Ed eccolo qua il primo autoritratto fotografico mai realizzato, il capostipite degli attuali selfie. Fu realizzato nell’Ottobre del 1839 da Robert Cornelius.
Robert era un esperto di chimica e metallurgia che lavorava al servizio di Joseph Saxton e Paul Beck Goddard, imprenditori americani del neonato ma promettente settore della fotografia.
Negli Stati Uniti si stava diffondendo il metodo inventato dal francese Daguerre ed importato oltreoceano da Samuel Morse (sì, proprio quello del codice telegrafico) ma uno dei maggiori limiti di questa nuova industria era la lentezza del processo. Il dagherrotipo infatti, oltre a richiedere una lunga e laboriosa preparazione della lastra aggiunta ad una serie di attente operazioni per lo sviluppo, necessitava anche di esposizioni lunghissime. Ciò limitava le possibilità di sfruttamento dell’idea a fini ritrattistici perché era davvero difficile far stare perfettamente immobili i soggetti per decine di minuti.
Per questo, come molti altri in contemporanea, i datori di lavoro di Cornelius stavano cercando una strada per abbreviare questi tempi, sfruttando tecniche meccaniche, fisiche e chimiche.

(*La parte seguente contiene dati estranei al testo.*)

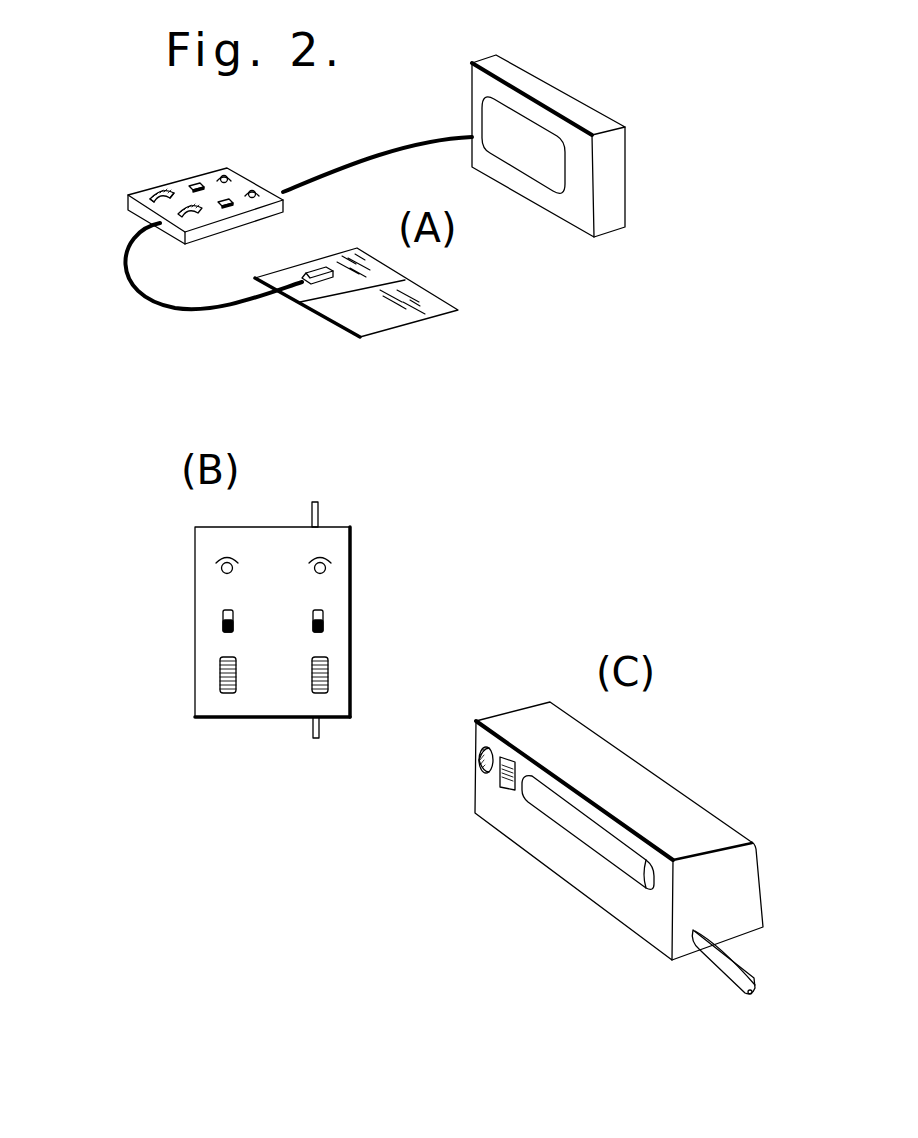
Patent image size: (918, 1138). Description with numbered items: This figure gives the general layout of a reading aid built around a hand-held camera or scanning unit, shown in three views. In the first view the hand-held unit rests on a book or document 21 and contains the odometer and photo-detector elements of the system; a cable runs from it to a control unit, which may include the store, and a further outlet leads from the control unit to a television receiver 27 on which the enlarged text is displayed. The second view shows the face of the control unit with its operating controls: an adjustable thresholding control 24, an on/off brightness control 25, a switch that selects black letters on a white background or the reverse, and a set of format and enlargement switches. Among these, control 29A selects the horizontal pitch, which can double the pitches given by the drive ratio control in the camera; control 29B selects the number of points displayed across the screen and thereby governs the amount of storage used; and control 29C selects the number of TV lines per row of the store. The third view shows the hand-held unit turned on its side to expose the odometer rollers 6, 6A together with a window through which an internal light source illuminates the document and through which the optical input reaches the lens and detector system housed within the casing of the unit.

The odometer roller 6 is at (578, 828).
The odometer roller 6A is at (478, 760).
The book or document 21 is at (385, 318).
The adjustable thresholding control 24 is at (328, 670).
The on/off brightness control 25 is at (220, 670).
The television receiver 27 is at (522, 82).
The horizontal pitch control 29A is at (222, 622).
The points-across-screen control 29B is at (326, 570).
The TV lines per row control 29C is at (222, 570).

Fu così che durante una serie di esperimenti che combinavano una particolare tecnica di lucidatura della lastra con l’uso di un accelerante chimico, Cornelius decise di effettuare un autoritratto.
Tolse il tappo all’obiettivo e si piazzò davanti alla fotocamera per poco più di un minuto.
Il risultato non fu niente male visto il brevissimo tempo di esposizione utilizzato e così la sua tecnica fu perfezionata e contribuì significativamente allo sviluppo del settore.

Ma, oltre a questo contributo tecnologico, ciò che forse più conta è che questo fu il primo autoritratto della storia della fotografia, il primo “selfie”.
E’ un’immagine in cui appare  un giovane un po’ scapigliato ma molto attento e concentrato sul suo lavoro. Alcuni studiosi considerano questa lastra addirittura come il primo vero ritratto ravvicinato di una persona eseguito con una tecnica fotografica.
Il “self” di Robert Cornelius fa parte dell’archivio Daguerreotype collection della Library of Congress, consultabile anche online.